Тень на обороте
Шрифт:
Не знаю почему, но явное безумие в его глазах не пугало. Накатившая апатия завладела мной полностью. Внутри воцарилось тягучее, равнодушное к происходящему болото, в котором тонули эмоции, желания, сожаления.
— Ты скоро уснешь, — сообщил внимательно наблюдавший Арин. — Ты оказал мне услугу, прислав свою кровь. Я приготовил средство, которое заклятие, сидящее в тебе, не распознало.
Со стуком распахнулась входная дверь и в столовую, ступая дорожными сапогами по изысканному ковру, с размаху вломился, но сразу же остановился, тяжело дыша, угрюмый и взъерошенный Бриго Малич. Арин оглянулся, ничуть не встревоженный.
—
— Я… должен… забрать, — отрывисто, с усилием выталкивая слова, произнес Малич. Он чуть покачивался, будто пьяный. — …Приказ!
— Увы, друг мой. Придется тебе возвращаться ни с чем.
— Я… не… могу.
— Сможешь. В конце концов, мы ведь друзья? Ты обещал привезти его ко мне.
— На… время.
— Навсегда.
— Не… могу…
— Нехорошо обманывать старых приятелей, — притворно возмутился Арин и ухмыльнулся, вновь обращаясь ко мне. — А мы с Бриго давно знакомы. Он даже выиграл у меня одно симпатичное кольцо. Ты, наверняка, помнишь его… Покажи, Бриго!
И Малич, перекосившись, покорно сделал несколько шагов вперед, поднимая грязную, истертую поводьями и оружием руку. На среднем пальце плотно сидело черное, покрытое серебристой насечкой, кольцо. Я мельком видел его и прежде, но лишь теперь смутно признал. Кажется, я по просьбе Арина заговаривал кольцо на что-то пустячное.
— Эта славная безделушка делает того, кто носит ее, настоящим другом для меня. Он ни в чем не может мне оказать.
— Я таких чар не создавал!
— Не забывай, я тоже неплохой маг. Ты делаешь, я доделываю. То, что не могу сам, я получал с твоей помощью. Кольцо для настоящего друга. Гребень для прелестной принцессы…

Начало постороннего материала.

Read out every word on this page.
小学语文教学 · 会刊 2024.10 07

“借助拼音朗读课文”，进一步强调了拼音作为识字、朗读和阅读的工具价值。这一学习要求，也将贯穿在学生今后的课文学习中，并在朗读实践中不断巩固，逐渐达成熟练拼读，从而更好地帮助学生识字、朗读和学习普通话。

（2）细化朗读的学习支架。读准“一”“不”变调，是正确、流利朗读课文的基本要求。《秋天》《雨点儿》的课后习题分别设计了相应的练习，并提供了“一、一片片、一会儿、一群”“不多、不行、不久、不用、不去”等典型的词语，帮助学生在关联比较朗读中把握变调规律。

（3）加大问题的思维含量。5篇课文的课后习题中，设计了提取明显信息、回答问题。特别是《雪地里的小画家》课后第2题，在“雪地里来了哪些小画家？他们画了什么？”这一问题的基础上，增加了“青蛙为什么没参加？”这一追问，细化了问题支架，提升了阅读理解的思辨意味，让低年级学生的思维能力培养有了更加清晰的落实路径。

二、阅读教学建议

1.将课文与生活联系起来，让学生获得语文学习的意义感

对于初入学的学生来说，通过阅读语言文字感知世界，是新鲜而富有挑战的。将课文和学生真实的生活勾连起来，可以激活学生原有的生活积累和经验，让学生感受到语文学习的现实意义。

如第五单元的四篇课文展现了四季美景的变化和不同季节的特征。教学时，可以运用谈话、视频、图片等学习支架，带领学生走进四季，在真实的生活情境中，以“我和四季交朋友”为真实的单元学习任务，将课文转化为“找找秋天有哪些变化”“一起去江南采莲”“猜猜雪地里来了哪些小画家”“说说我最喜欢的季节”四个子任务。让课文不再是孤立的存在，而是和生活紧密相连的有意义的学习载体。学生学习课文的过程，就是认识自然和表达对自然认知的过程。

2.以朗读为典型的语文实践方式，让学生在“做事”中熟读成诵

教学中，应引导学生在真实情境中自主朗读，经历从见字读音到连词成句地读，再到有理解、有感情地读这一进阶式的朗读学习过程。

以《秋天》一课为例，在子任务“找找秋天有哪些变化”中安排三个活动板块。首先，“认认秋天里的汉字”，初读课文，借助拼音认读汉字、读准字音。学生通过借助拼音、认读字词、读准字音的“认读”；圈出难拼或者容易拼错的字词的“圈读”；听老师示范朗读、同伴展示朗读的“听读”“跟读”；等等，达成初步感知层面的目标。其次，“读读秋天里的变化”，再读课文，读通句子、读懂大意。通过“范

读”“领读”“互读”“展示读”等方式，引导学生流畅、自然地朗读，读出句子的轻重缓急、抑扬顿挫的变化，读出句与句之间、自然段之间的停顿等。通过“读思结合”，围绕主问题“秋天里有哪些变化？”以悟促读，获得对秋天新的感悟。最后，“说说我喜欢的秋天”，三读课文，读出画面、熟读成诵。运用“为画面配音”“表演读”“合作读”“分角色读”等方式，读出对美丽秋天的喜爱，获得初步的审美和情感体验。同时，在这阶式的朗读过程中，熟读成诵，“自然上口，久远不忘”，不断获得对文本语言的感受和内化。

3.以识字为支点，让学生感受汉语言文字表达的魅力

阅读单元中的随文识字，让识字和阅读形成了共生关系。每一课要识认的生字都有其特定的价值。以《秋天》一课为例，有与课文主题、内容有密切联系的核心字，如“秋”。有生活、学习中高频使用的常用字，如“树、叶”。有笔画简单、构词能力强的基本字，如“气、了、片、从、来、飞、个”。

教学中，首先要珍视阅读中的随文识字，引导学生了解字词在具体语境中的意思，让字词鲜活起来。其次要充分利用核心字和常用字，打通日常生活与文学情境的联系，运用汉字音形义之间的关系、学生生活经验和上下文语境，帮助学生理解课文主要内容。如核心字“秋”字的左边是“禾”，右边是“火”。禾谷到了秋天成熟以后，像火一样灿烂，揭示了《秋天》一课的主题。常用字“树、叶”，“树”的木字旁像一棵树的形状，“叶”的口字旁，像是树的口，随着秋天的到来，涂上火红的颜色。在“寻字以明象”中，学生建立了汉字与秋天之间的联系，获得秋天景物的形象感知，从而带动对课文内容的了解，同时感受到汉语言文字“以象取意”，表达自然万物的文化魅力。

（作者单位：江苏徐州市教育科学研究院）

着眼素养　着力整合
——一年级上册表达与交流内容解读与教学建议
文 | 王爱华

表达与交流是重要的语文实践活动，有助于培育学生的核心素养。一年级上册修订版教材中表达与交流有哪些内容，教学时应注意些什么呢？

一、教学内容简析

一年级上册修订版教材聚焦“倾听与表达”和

У меня в голове, несмотря на поглощавшую сознание муть, вдруг засверкало безнадежно запоздалое озарение.
— Так ты не случайно… Гребень с самого начала предназначался для Ялирэли?

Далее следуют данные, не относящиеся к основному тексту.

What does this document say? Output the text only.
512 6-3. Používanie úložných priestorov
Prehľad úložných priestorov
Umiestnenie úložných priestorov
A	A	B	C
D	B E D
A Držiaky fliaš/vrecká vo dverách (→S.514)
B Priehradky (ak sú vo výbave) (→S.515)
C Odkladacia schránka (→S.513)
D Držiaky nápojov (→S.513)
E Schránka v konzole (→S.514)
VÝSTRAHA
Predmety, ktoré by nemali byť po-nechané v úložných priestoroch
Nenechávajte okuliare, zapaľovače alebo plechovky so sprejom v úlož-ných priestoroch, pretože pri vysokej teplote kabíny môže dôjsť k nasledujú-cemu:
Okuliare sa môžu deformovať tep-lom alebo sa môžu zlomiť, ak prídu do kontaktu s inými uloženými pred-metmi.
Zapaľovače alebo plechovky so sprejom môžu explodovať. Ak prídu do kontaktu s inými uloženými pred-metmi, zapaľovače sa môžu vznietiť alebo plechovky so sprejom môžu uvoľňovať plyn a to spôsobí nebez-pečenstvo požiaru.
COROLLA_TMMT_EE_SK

— Именно. Она так соблазнительно хороша, но, к сожалению, редкая недотрога. А ты знаешь, я не люблю, когда мне отказывают. Я слегка подправил цацку и сделал вид, что случайно обронил ее. Девицы падки на украшения.
— Она же еще ребенок! Ей четырнадцать!
— Ну и что? Зато у меня была уверенность, что мне достанется нетронутый подарок. А вот ее будущему мужу, увы, уже так не повезет.
— Ты!.. — я дернулся, несмотря на томительную вялость в теле.
Почерневший Малич тоже качнулся вперед, исказив лицо в свирепой гримасе. Но мы оба так ничего не добились. Один небрежный жест Арина — и я обмяк в своем кресле, ошалев от всепроникающей боли, а Малич оцепенел, бессильно вращая выкаченными глазами.
— Какое единодушие! — деланно удивился Арин. — А казалось, друг друга терпеть не можете. На будущее, воздержитесь от резких жестов. Для одного из вас это бесполезно, для другого — болезненно. Мир, ты не забыл, что к созданию твоего амулета приложил руку и мой отец? Так вот все семейные секреты перешли ко мне. Такие, например… — Что он сделал, я не заметил, но скорчился от новой жгучей вспышки, а оба браслета с глухим бряцаньем сцепились друг с другом, превратившись в наручники.
— Ступай, Бриго, — Арин рассеянно махнул, все еще пучившему глаза, Маличу. — Скажи, что ты не нашел в этом доме никого, кроме меня и прислуги. И о том, что слышал, сам понимаешь, ни слова!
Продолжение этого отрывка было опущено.